Wow, digging into the whole font formats... what a confusing mess! Educational but confusing. I remember Type 1 fonts from my days in DTP when the "Macintosh Office" first came out. At least back then they were called Type 1, they were not OTF. I'm thinking there's multiple types now called Type 1 since OTF is an extension of TTF.

The proposed change https://codereview.qt-project.org/#/c/95188/ has been merged into Qt and so it will be in Qt 5.4.
Qt 5.3.X only accept critical fixes, so this fix will not be in.

As I said earlier the whole matter of embedding OTF font, CFF, Type 2 in PDF is better suited in another thread.
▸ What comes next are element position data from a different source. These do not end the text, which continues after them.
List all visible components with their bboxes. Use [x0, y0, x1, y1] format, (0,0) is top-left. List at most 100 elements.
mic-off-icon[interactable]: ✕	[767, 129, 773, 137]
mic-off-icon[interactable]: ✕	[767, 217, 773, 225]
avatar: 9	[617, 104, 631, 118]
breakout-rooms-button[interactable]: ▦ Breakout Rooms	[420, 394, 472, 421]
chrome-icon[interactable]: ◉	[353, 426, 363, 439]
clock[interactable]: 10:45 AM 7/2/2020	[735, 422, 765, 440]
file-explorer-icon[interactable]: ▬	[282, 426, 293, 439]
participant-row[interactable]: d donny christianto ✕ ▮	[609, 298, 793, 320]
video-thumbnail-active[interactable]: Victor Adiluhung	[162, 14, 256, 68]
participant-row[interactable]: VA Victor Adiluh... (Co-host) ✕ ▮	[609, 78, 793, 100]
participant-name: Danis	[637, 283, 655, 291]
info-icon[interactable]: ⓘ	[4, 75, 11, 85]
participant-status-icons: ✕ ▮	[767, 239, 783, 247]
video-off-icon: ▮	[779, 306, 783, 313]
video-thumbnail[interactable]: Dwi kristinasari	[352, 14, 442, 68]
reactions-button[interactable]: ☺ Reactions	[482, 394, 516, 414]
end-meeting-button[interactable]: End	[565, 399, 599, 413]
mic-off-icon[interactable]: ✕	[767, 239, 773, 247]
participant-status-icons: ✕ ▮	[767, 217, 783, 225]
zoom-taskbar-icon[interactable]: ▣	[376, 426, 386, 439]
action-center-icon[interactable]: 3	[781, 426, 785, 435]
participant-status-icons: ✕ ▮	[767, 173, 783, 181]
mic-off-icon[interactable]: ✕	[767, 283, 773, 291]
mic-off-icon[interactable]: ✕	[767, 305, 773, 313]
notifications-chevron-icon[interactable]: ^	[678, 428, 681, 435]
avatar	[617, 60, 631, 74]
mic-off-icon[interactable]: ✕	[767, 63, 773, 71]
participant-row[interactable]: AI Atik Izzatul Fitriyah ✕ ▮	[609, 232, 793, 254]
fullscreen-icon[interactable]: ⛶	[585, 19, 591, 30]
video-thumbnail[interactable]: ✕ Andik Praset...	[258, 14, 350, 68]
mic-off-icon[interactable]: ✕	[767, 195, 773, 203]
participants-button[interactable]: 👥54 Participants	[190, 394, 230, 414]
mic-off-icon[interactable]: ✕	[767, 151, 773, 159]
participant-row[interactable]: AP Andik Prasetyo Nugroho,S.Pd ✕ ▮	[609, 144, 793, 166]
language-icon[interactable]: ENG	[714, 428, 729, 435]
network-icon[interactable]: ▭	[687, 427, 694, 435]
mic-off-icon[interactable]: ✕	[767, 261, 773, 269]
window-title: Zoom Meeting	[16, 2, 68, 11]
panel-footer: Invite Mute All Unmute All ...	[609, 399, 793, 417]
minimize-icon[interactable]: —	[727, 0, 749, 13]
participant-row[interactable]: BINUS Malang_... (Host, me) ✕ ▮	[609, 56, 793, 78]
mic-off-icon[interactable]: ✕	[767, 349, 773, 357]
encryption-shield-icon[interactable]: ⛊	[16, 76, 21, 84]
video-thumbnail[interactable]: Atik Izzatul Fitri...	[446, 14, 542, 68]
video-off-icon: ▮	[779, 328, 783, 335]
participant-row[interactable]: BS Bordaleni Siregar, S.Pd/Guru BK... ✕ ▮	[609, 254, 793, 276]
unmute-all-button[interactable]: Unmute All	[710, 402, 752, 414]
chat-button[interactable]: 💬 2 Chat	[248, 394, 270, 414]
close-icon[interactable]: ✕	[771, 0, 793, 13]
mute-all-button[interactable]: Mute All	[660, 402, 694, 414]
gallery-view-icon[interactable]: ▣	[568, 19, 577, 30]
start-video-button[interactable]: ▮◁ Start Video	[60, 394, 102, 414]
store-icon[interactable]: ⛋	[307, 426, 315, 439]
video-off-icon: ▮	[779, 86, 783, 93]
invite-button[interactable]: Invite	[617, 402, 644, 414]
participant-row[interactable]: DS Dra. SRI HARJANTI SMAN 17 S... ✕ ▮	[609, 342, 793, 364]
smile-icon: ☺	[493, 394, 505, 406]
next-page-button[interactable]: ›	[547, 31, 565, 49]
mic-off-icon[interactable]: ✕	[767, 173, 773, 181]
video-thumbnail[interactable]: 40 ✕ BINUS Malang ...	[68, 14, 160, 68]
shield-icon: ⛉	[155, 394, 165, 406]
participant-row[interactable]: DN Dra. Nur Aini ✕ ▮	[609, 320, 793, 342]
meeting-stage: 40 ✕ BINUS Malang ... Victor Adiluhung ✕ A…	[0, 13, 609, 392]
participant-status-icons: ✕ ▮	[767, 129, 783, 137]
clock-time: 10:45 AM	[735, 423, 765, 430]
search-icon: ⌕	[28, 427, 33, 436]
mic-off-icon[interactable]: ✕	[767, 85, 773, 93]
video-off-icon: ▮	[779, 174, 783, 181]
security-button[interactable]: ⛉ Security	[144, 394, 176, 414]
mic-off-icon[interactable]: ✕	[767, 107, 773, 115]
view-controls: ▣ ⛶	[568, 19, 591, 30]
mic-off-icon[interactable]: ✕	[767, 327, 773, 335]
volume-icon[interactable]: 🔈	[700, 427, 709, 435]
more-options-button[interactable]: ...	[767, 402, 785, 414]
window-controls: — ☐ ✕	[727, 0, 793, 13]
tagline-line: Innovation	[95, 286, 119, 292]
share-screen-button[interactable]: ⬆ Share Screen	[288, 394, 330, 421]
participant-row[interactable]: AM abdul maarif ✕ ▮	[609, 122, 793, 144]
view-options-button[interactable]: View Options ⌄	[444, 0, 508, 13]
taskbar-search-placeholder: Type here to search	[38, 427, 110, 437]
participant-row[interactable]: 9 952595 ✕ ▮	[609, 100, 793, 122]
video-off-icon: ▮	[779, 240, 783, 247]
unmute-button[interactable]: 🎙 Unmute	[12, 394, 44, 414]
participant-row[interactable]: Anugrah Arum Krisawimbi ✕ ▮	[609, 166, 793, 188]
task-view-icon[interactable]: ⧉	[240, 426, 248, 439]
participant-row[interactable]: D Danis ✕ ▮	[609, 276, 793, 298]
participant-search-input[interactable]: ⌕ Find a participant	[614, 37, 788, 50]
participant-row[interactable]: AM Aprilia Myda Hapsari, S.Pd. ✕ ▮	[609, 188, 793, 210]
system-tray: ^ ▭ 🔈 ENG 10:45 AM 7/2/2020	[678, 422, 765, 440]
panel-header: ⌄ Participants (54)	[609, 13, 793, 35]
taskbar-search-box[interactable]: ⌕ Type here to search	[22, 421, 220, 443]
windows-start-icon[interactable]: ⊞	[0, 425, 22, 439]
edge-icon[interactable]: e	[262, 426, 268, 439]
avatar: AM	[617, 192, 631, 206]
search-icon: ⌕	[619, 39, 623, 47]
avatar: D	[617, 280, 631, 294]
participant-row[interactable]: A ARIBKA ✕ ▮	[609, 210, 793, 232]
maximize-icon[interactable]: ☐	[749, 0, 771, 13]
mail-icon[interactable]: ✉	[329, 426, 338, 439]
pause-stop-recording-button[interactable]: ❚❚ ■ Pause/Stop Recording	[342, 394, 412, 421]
Please... Also it would be better to have this in Qt. I'm not a fan to add another dependency to MuseScore just for this, whatever the license is (and yes, MuseScore is GPLv2, so AGPLv3 is not working). Also it would be good to know if it's just a windows problem, like the one in this thread or a more general one. But please, in another issue.

Ok. This problem will be fixed... - we'll see... It's hard for me to believe because Type 2 is very popular font format. I'm surprised that in version 5.4(!) will be available.

@Jojo-Schmitz
So we wait for Qt 5.4 and include that with 2.0 Beta 2 or 2.0 release? Considering that 5.4 is currently planned for 18th November and all the possible regressions it may bring us?
And all the other benefits, yes, we wait. We might use a beta version on windows, in the nightlies.
Only other solution would be to patch 5.3.2 and build nightlies with it. It would mean self built would not have the fix or we document it... It's too much overhead for me.


No intermediate workaround?

Converting the fonts to TTF is not a viable workaround. Only good one I can see is patching. But the bug is so minor, it's easy enough to use a PDF printer.

@Gootector, consciously or not, you drifted this thread from a simple bug about shifted glyphs in PDF export on Windows when using OTF fonts to MuseScore should export PDF embedding OTF fonts. This bug report is about the former not the latter. The former will be fixed as soon as MuseScore is shipped with Qt 5.4 since it has been fixed in Qt. The latter is a non related matter as far as I'm concerned. The fix applied to Qt 5.4 will not fix it, and if you want to discuss it, in a constructive and respectful way, your knowledge is welcome here #33701: PDF export should embed OTF fonts.

@All, please only discuss the original bug and its ramifications in this bug report.